Family support should be integrated in the treatment of chronic illnesses. An example of a chronic illness that has been managed by incorporating family is Chronic Fatigue Syndrome (CFS). The form of support that is mainly cited in this condition is that of the patient’s partner. A number of studies have shown that family support helps patients to recover from illness or injury and exhibit better psychological coping to their condition (Kowal & Johnson, 2003). Other longitudinal studies and controlled studies propose that poor interpersonal relationships are a key risk factor that contributes to higher morbidity and mortality. Therefore, limited social support has a significant influence on the general mental and physical well-being (Cleveland et al, 2011). Members of a family with a patient suffering from a chronic illness also experience psychological symptoms that can be portrayed in the form of anxiety, muscle tension, and anxiety. This means that while providing care to chronically ill patients, support must also be extended to family members to help them cope with the condition.

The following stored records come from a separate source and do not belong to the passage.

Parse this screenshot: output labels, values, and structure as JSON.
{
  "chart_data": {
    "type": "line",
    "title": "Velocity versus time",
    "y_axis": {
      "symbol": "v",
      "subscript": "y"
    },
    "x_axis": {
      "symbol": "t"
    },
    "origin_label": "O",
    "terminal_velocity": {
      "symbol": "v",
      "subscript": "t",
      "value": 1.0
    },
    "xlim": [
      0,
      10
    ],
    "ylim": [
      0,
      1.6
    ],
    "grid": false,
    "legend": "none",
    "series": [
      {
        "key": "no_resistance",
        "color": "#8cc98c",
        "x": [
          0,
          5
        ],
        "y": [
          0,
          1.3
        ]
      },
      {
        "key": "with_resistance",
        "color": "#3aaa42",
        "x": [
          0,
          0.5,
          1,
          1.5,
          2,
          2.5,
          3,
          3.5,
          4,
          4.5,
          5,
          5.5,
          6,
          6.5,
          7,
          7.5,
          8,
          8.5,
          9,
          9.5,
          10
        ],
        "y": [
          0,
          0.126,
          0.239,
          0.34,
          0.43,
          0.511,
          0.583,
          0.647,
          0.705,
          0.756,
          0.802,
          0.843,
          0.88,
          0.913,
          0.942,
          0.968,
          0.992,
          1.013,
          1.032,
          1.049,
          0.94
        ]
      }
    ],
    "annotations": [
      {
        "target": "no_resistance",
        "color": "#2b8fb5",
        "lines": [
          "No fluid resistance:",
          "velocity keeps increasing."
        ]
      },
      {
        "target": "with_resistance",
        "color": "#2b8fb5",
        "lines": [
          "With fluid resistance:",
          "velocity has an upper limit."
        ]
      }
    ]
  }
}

It is clear that chronic illnesses are conditions that require patients and caregivers to adopt coping strategies because they are long-term in nature. Since chronic illnesses not only affect the patient physically, but also emotionally, it s important to provide interventions that help them manage the condition. Chronic illnesses also have far-reaching impacts on family and spousal relations, which if not managed carefully can have disastrous consequences. Culture, gender, and contraindications are some of the considerations when choosing treatment for chronic illnesses. Emotionally focused therapy is the most effective intervention that helps patients and family members cope with the demands of chronic illnesses.